Technically it was a challenge. Low light, multiple cameras (Nikon D600 and Canon HF S200) which required matching color and sensitivity.
What worked:
- Limiting video AGC on Canon HFS200 to 10db, sometimes even to 6 or 3db. Zebra pattern helps a lot! I wish Nikon D600 had it.
- Nikkor 24-85 proved to be a good video lens! AF was almost silent. Used it at 35mm, F5.6 for wide shots.
- Sonya did a good job operating D600 - I used a lot of her slow pans instead of my close shots - I do have a tendency to rush - need to slow it down.
- Sony Vegas 12 Pro multi-track editing proved to be very efficient. Loved it!
- Sony Vegas 12 Pro color-matching plugin is awesome!

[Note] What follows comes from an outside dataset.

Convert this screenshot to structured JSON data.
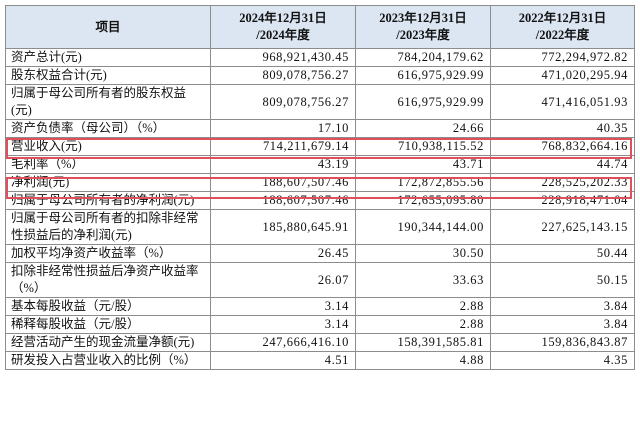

- Connecting recorder to video camera offered no tangible benefits. I set the camera audio level manually. That of the recorder was on auto. I still used sound file from the recorder. Video camera track was adequate.
- Setting DSLR and camcorder sensitivity to the same level was tough. I had D600 ISO on 1600 to avoid high noise. It proved to be too much although histogram of a shot I took seemed to be adequate. I wish zebra was there on Nikon.
- DSLR was set on constant AF with face recognition. Worked OK although on few occasions focus was on a wrong person. Call it operator error.
- My efforts to set custom white balance on both HF S200 and D600 failed. the Scene light had so many colors the balance on D600 and HFS200 never matched. Next time I will just set it to one Kelvin value.
- Overall I am not happy with D600 footage. To prepare I read these reviews and was concerned about noise and moire. Yet the resulting footage lacks...dynamic range. I see blobs of colors with not enough details (when compared to HF S200!) in either highlights or shadows. This makes no sense. At all. Oh and I forgot to reset picture style to totally neutral - I think I had it on Standard, but the effect could not be that bad!